Pennsylvania’s Neighborhood Assistance Program (NAP), which offers tax credits to businesses that assist nonprofits working in distressed areas, had recently gone from being on the verge of expansion to the chopping block as state representatives have debated the program’s future.
The Housing Alliance of Pennsylvania announced earlier this month that the program will be spared from budget cuts, but an expansion of the program now seems unlikely.
NAP was created over 40 years ago in an effort to encourage businesses to contribute to their communities. A number of programs within NAP offer tax credits, between 55-80 percent, to businesses that support qualified nonprofits. Some of the programs are long-term, up to five years. Others are one-time donations of money or in-kind support such as pro-bono services and materials.
This spring Rep. Tom Killion introduced a bill to expand and modernize NAP. The bill would have doubled its pool of money and expanded many of its programs, including adding an affordable housing tax credit.
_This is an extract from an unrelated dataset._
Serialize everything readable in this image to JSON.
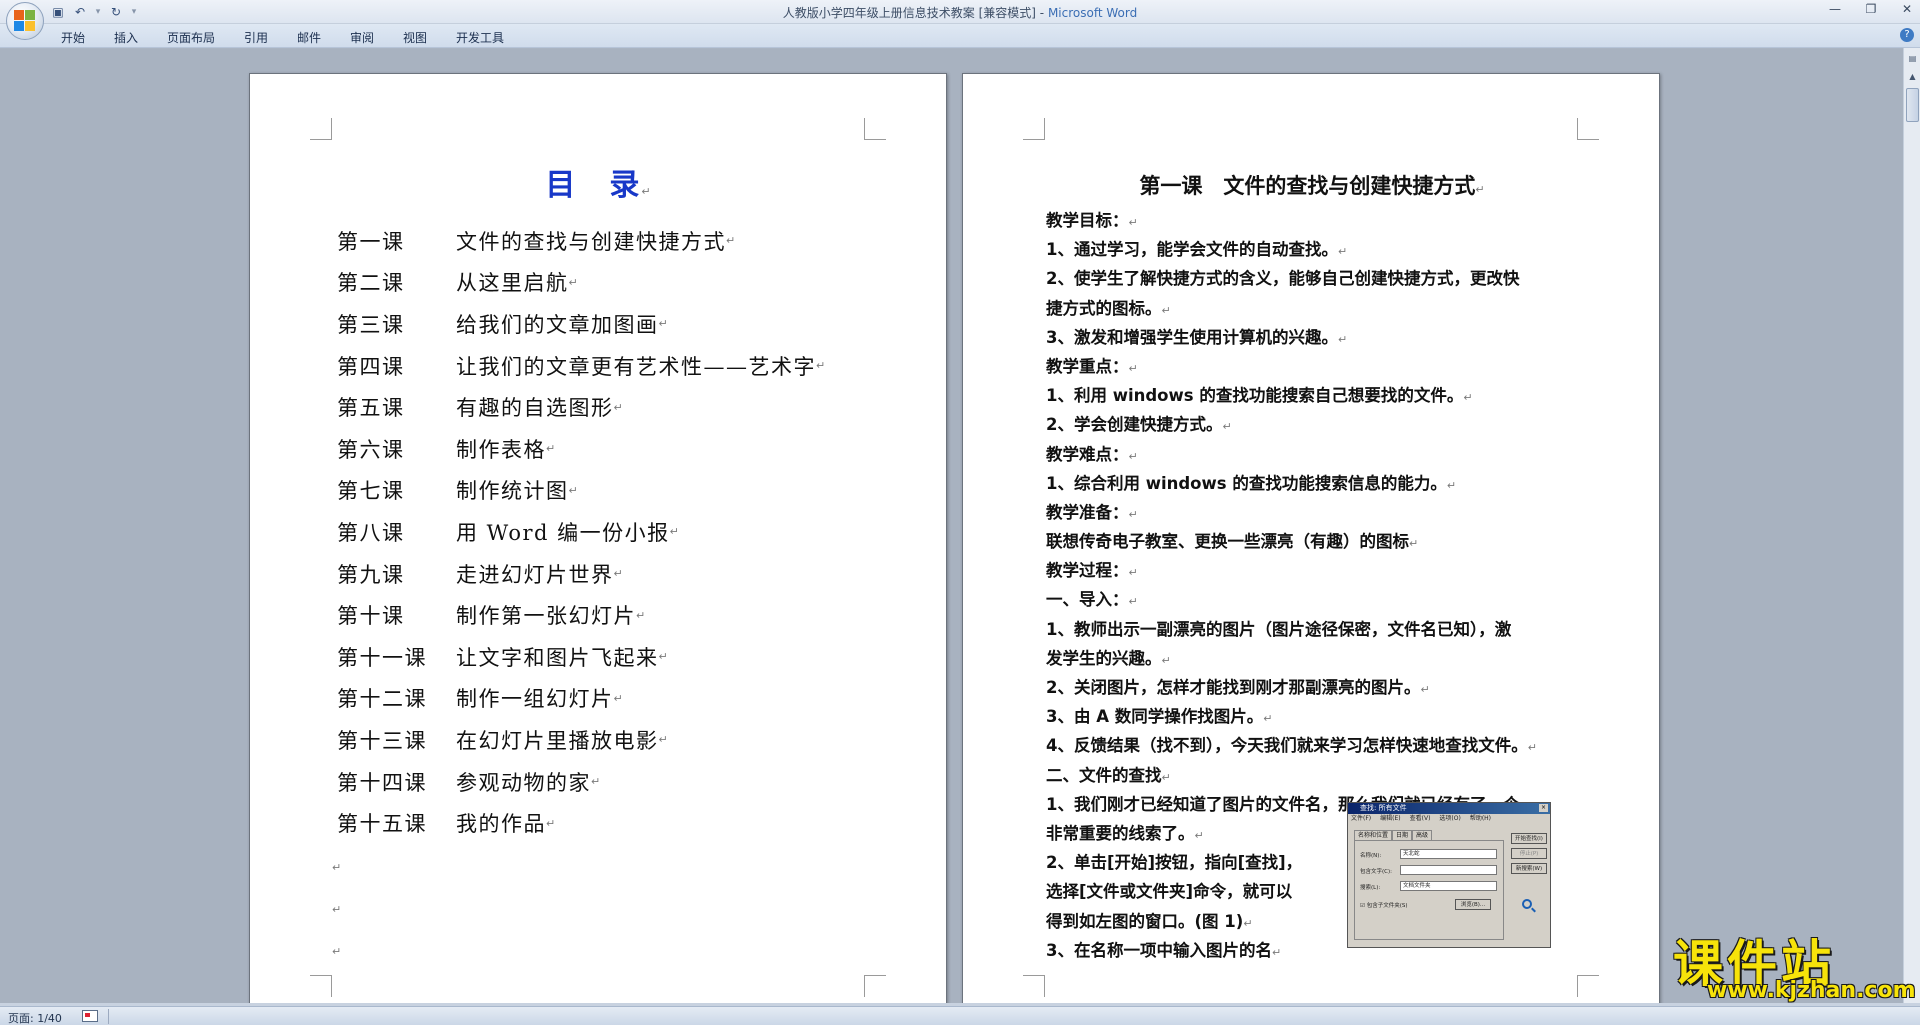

State and local advocacy organizations such as the Housing Alliance of Pennsylvania and the Philadelphia Association of Community Development Corporations came out in support of the bill.
However, bill was put on the back-burner after the budget season began and cuts to a number of tax credit programs were proposed to increase revenue. There is no sign that the bill will be pushed forward in the near future, according to Liz Hersh, executive director of the Housing Alliance. In the meantime though, businesses and nonprofits can continue to benefit from the program.